Ambler Road project report delayed months

Ambler Road project report delayed months
Published: Jun. 16, 2023 at 7:53 AM AKDT
Email This Link
Share on Pinterest
Share on LinkedIn

JUNEAU, Alaska (KTUU) - A report on a private road in northern Alaska that would be used to access a mining district is being delayed by about six months.

The official record of decision on the Ambler Road Project that is being put off follows the Department of the Interior, the Bureau of Land Management, and the White House previously indicating a release date in late 2023.

However, the decision on the development highly touted by the Alaska Industrial Development and Export Authority — which proposed the 211-mile private industrial access road — likely won’t be seen until mid-2024 at the earliest.

The proposal would build the road starting from mile 161 of the Dalton Highway, going west along the southern flanks of the Brooks Range.

The Ambler Road Project has seen approved permits and rights of way, but challenges and clear opposition to the project remain.

A lawsuit in federal court filed by multiple Alaska Native tribes and a tribal consortium claims federal agencies violated multiple laws, including the Alaska National Interest Lands Conservation Act. here are concerns over lack of planning and lack of clarity on how subsistence resources, such as fish and caribou, might be protected.

The Tanana Chiefs Conference has also demanded the state stop pursuing the road, calling the project “rushed, flawed, and premature.”

Alaska’s congressional delegation expressed frustration about the delay, saying it is “needless.”
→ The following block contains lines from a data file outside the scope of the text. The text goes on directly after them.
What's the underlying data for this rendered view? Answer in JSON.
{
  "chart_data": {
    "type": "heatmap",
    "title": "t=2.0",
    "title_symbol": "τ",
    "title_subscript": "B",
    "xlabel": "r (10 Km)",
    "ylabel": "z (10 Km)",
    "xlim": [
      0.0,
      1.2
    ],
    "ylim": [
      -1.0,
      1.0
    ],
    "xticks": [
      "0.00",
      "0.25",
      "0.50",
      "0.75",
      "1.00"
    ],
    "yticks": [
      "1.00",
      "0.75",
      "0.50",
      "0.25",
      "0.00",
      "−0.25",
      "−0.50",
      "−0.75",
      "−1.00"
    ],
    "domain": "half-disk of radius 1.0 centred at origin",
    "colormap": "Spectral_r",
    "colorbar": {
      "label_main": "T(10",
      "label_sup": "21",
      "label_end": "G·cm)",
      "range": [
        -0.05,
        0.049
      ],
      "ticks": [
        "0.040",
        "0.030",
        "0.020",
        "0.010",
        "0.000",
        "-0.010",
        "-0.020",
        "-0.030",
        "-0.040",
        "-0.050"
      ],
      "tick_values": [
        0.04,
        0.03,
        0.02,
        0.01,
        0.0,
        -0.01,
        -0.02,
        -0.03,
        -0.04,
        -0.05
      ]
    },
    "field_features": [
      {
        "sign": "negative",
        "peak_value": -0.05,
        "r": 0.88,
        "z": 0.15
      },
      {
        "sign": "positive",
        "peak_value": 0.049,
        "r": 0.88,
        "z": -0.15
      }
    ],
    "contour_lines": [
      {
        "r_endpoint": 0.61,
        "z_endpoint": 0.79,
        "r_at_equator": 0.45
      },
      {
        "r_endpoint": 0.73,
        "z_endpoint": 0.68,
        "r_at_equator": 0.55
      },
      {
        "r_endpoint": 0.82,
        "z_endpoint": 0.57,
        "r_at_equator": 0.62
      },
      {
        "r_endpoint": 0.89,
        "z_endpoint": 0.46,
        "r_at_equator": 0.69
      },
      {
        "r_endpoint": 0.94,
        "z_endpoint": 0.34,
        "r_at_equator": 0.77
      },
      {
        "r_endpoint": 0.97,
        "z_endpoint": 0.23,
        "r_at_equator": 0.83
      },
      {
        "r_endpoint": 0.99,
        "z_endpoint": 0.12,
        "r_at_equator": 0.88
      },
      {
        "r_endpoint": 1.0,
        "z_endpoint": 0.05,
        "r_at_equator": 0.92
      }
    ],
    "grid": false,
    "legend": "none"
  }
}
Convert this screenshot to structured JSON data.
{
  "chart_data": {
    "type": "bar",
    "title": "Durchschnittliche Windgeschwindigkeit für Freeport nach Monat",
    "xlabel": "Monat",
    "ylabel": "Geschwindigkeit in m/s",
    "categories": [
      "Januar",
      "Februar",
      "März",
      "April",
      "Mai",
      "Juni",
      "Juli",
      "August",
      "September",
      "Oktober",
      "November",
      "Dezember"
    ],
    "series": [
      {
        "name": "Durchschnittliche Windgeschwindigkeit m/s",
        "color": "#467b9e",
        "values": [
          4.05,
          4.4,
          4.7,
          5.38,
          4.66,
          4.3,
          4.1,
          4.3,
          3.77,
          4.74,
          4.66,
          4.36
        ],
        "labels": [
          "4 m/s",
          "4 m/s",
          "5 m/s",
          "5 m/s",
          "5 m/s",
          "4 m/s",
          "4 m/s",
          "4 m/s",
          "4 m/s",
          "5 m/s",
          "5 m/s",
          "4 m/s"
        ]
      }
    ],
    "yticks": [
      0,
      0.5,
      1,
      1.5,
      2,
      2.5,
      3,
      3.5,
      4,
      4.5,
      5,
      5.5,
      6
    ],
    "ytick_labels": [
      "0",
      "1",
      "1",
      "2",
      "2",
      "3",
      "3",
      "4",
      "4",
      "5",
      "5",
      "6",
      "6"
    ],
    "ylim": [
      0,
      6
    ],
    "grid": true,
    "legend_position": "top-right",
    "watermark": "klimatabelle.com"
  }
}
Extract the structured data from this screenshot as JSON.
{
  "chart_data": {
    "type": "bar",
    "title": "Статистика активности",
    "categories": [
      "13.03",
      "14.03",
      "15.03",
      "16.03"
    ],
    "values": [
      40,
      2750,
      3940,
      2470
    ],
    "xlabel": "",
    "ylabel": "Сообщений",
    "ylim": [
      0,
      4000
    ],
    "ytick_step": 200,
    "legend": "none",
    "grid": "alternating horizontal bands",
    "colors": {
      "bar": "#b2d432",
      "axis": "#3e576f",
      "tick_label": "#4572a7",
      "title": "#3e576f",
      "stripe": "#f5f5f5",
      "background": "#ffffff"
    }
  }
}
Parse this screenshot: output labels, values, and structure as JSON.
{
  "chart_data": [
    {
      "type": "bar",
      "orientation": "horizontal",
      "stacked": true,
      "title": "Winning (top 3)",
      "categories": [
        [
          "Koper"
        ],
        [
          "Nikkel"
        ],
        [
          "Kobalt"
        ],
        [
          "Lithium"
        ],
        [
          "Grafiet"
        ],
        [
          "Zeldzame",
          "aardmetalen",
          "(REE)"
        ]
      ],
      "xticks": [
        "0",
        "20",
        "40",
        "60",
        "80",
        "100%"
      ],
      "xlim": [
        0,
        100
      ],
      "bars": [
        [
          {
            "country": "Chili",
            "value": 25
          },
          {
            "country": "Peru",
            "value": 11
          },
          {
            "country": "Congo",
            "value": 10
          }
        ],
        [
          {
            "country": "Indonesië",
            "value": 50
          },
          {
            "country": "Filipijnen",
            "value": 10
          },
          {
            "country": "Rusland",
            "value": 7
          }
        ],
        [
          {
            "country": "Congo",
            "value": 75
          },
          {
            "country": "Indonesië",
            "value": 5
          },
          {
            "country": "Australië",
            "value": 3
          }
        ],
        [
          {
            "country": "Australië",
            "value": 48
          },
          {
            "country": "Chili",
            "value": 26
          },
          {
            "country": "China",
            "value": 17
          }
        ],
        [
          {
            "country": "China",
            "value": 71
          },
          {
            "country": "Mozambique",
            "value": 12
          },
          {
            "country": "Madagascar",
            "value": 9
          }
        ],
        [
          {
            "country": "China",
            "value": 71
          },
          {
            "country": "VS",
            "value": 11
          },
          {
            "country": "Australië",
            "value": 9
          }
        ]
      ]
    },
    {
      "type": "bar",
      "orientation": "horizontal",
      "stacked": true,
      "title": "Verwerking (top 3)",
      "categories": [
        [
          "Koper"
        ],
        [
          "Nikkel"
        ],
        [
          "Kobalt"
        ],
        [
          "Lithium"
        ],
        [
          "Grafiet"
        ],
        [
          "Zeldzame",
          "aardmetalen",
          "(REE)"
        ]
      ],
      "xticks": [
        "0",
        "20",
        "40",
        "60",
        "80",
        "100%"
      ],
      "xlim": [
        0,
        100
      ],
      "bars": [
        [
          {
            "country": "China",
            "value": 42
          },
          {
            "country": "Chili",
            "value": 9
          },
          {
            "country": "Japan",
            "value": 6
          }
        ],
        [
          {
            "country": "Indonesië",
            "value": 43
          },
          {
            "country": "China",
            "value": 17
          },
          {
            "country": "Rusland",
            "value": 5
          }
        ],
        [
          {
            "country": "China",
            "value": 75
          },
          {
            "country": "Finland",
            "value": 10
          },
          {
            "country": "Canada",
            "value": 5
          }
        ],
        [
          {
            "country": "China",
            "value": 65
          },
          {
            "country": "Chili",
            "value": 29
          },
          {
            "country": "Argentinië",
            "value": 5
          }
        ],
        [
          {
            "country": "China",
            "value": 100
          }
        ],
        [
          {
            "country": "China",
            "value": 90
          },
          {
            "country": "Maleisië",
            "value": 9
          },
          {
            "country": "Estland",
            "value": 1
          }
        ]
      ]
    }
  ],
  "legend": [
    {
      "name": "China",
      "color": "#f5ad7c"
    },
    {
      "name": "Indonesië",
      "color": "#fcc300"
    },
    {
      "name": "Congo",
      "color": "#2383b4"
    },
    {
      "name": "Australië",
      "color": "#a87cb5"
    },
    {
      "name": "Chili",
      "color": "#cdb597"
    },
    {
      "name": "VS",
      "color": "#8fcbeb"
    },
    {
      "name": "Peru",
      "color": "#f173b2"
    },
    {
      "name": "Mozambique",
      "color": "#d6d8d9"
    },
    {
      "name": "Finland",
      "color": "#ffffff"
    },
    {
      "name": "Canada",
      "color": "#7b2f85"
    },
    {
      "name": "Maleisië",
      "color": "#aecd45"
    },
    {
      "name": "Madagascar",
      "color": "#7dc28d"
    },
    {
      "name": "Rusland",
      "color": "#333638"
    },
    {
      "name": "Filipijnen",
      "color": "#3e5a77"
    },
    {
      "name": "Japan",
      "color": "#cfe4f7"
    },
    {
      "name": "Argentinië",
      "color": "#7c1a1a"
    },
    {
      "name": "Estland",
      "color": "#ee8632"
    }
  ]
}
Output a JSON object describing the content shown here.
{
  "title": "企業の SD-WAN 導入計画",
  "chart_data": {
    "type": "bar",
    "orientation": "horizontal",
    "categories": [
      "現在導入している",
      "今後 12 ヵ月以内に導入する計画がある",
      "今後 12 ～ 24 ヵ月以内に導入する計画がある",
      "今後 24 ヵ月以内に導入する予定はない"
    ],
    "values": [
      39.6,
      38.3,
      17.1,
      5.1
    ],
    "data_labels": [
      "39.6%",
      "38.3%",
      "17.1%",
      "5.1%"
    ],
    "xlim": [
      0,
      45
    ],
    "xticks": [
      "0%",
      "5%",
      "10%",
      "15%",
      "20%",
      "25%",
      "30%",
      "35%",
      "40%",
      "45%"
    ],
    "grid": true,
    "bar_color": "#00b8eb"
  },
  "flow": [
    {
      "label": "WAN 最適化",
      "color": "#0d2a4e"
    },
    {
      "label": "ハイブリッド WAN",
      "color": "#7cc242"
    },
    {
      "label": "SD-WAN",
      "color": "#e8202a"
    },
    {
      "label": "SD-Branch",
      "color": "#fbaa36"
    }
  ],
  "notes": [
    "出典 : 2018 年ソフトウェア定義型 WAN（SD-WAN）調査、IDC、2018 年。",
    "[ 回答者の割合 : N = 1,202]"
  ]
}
Sens. Lisa Murkowski and Dan Sullivan and Rep. Mary Peltola said in a joint statement that the delay is costing jobs and a domestic source of minerals, but the are committed to holding the Interior Department “accountable to the original timeline it provided to the court to address two discreet deficiencies in the (Environmental Impact Statement).”

The delegation said it requested a meeting with Interior Secretary Deb Haaland to get the project back on track.